Front line police say officers who lack firearms training may be putting their lives at risk.
The Police Association said the Auckland City police district was now exempting strategic traffic unit (STU) staff and other front line staff in the central business district from firearms training.
The association said those staff were the most likely to be issued with firearms for deployment on armed cordons.
"The Police Association is strongly against any reduction in firearms training," said Steve Plowman, the editor of the association magazine Police News in its latest issue.
He said the decision was believed to have been made to reduce "training overhead".
It followed a national policy to introduce a three-tiered firearms training model which would lead to "position specific" exemptions. That could include officers working on youth aid and other police sections.
"The association is of the opinion that every police officer who is in public in uniform, should receive some level of firearms training."
He said police could find themselves in a life-threatening situation "in the blink of an eye". A youth aid officer was one of the first to respond an armed incident in Napier in May which turned into a fatal siege.

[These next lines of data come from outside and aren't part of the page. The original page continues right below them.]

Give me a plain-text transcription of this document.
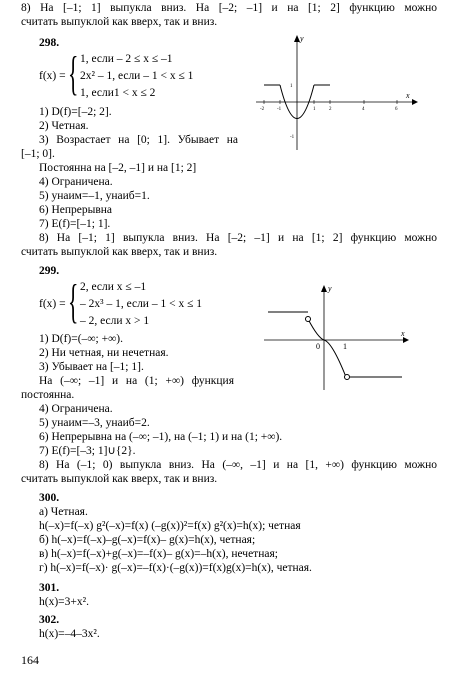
8) На [–1; 1] выпукла вниз. На [–2; –1] и на [1; 2] функцию можно
считать выпуклой как вверх, так и вниз.
298.
f(x) = { 1, если – 2 ≤ x ≤ –1
2x² – 1, если – 1 < x ≤ 1
1, если1 < x ≤ 2
1) D(f)=[–2; 2].
2) Четная.
3) Возрастает на [0; 1]. Убывает на
[–1; 0].
Постоянна на [–2, –1] и на [1; 2]
4) Ограничена.
5) yнаим=–1, yнаиб=1.
6) Непрерывна
7) E(f)=[–1; 1].
8) На [–1; 1] выпукла вниз. На [–2; –1] и на [1; 2] функцию можно
считать выпуклой как вверх, так и вниз.
x
y
-2	-1	1	2	4	6
1
-1
299.
f(x) = { 2, если x ≤ –1
– 2x³ – 1, если – 1 < x ≤ 1
– 2, если x > 1
1) D(f)=(–∞; +∞).
2) Ни четная, ни нечетная.
3) Убывает на [–1; 1].
На (–∞; –1] и на (1; +∞) функция
постоянна.
4) Ограничена.
5) yнаим=–3, yнаиб=2.
6) Непрерывна на (–∞; –1), на (–1; 1) и на (1; +∞).
7) E(f)=[–3; 1]∪{2}.
8) На (–1; 0) выпукла вниз. На (–∞, –1] и на [1, +∞) функцию можно
считать выпуклой как вверх, так и вниз.
x
y
0	1
300.
а) Четная.
h(–x)=f(–x) g²(–x)=f(x) (–g(x))²=f(x) g²(x)=h(x); четная
б) h(–x)=f(–x)–g(–x)=f(x)– g(x)=h(x), четная;
в) h(–x)=f(–x)+g(–x)=–f(x)– g(x)=–h(x), нечетная;
г) h(–x)=f(–x)· g(–x)=–f(x)·(–g(x))=f(x)g(x)=h(x), четная.
301.
h(x)=3+x².
302.
h(x)=–4–3x².
164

During that two-day siege police officer Len Snee was fatally shot and two others were wounded before gunman Jan Molenaar shot himself dead.
The magazine said the cost of ammunition was rising and under the proposed new tiered training structure "first responders" would get more firearms training, "secondary" responders would get rifle training only (and not hand gun training) and others would get no firearms training at all.
Labour's law and order spokesperson Clayton Cosgrove said it appeared cuts were biting into police training budgets.
"The news that firearms training is reportedly being cut in New Zealand's biggest city beggars belief," Mr Cosgrove said.
"If what the association says is correct, and there is no reason to doubt that, this is a matter of fundamental concern."
Police should not be routinely armed, but there was always a risk that front line staff will become involved in situations where they needed to be able to defend themselves and protect innocent New Zealanders, he said.
"All frontline staff should be trained to a minimum standard for their sake and ours"
Earlier this month the association released details of a survey which showed both the public and the police were warming to the idea of police being armed. It said 48 per cent of police employees were in favour of general arming, up from 26 per cent in 2005.
A corresponding shift in support was seen in public opinion, with 55 per cent in last year's survey wanting to see police armed, compared with only 33 per cent in 2003.
The survey followed the deaths of Mr Snee and fellow officer Don Wilkinson, who was shot dead by a high-powered air rifle during a police mission to plant a tracking device on a car in south Auckland.